Observability
What this module does
With 40+ agencies running on 80+ Elastic Beanstalk instances, knowing what is happening at runtime is critical. This module covers:
- Structured JSON logging to CloudWatch
- Per-request SQL query metrics
- AWS X-Ray distributed tracing
- PostHog product analytics
- Error deduplication and tracking
Key files
Directoryorchid/
Directoryutils/
- logging_config.py 9 KB — structured JSON logging, CloudWatch, circuit breaker
- metrics_middleware.py 5 KB — request metrics collection
- query_metrics.py 7 KB — per-request SQL query counting and timing
- xray_config.py 3 KB — AWS X-Ray distributed tracing
- posthog_config.py 8 KB — PostHog product analytics
- external_api_metrics.py 8 KB — external API call tracking
- cron_metrics.py 9 KB — cron job performance metrics
- pool_metrics.py 4 KB — DB connection pool metrics
- sqldebug.py 7 KB — SQL debugging helper
Directorymodels/
- __init__.py Errors, ErrAPI, Err400 — error deduplication models
Structured logging
All logs are emitted as structured JSON using the configuration in orchid/utils/logging_config.py. Log records include:
{ "level": "INFO", "timestamp": "2025-05-29T14:32:01Z", "request_id": "550e8400-e29b-41d4-a716-446655440000", "message": "Request completed", "status": 200, "duration_ms": 142, "query_count": 7, "query_total_ms": 38, "endpoint": "admin_views.case_detail", "user_type": "admin"}Logs are shipped to CloudWatch via the watchtower library.
The circuit breaker
The CloudWatch logger has a circuit breaker to prevent CloudWatch failures from taking down the app:
- After 3 consecutive CloudWatch failures, the circuit trips
- All CloudWatch logging is suspended for 60 seconds
- After the cooldown, the circuit resets and CloudWatch logging resumes
Request correlation — X-Request-ID
Every request gets a unique UUID4 assigned in before_request:
g.request_id = str(uuid.uuid4())This ID is:
- Logged with every log entry for this request
- Returned in the
X-Request-IDresponse header
When a user reports an error, ask them for the value of X-Request-ID from their browser’s network tab. Use that ID to find all related logs in CloudWatch.
Per-request SQL metrics
orchid/utils/query_metrics.py tracks SQL queries for each request:
g.query_count— how many queries ran during this requestg.query_total_ms— total time spent in database queries
These are logged in after_request as part of the structured request log. If a page is slow, this tells you immediately whether the bottleneck is in Python or in the database.
You can also view query details at the debug page templates/debug_queries.html (admin-only, local dev).
AWS X-Ray
orchid/utils/xray_config.py configures AWS X-Ray distributed tracing. X-Ray provides:
- Request latency breakdown (Python processing vs. DB vs. external API)
- Service map showing how components interact
- Trace IDs for correlating across services
X-Ray is active in production. In local mode, X-Ray tracing is a no-op.
PostHog analytics
orchid/utils/posthog_config.py configures PostHog for product analytics. PostHog captures:
- Page view events (fired in
after_request) - Custom product events (feature usage, key actions)

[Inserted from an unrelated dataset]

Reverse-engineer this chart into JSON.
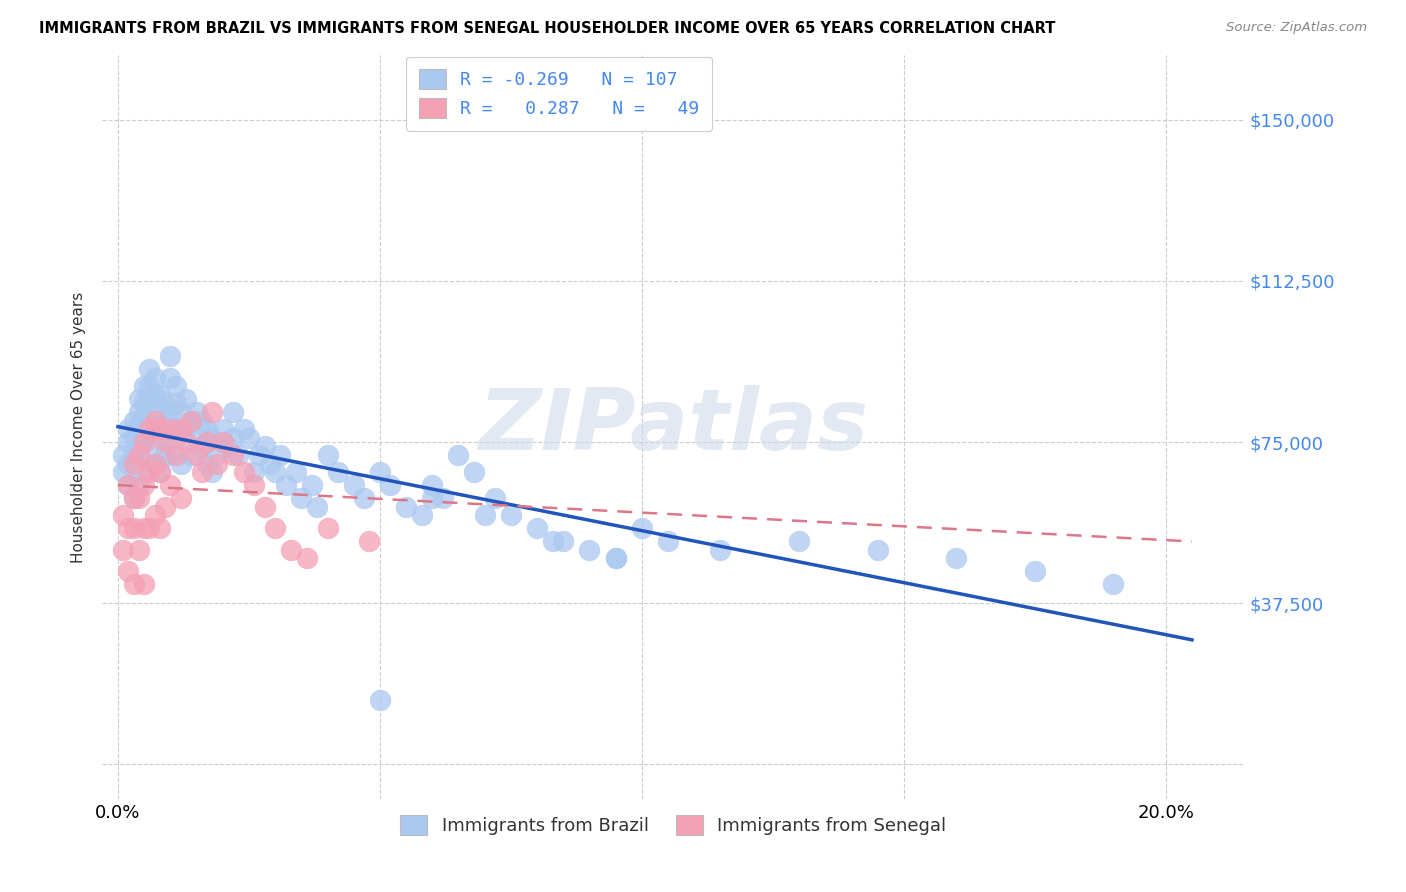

PostHog is for Orchid’s product team to understand usage patterns. It is not for agency-level operational reporting (use the Reports module for that).
Error tracking models
orchid/models/__init__.py defines three error tables with content-based deduplication:
| Model | Used for |
|---|---|
Errors | General application errors |
ErrAPI | API-specific errors |
Err400 | HTTP 400-series errors |
Content-based deduplication: The add_error() function computes a hash of the error message. If that hash already exists in the table, no new record is created. This prevents high-volume errors from flooding the table.
# Use this instead of just logging:from orchid.models import add_erroradd_error(exc, action='some_operation', user=g.admin)External API metrics
orchid/utils/external_api_metrics.py tracks calls to external services (SendGrid, HelloSign, Gmail API, etc.) including:
- Latency per call
- Success/failure rates
- Error types
This helps diagnose whether a slowness problem is in Orchid’s code or in a third-party API.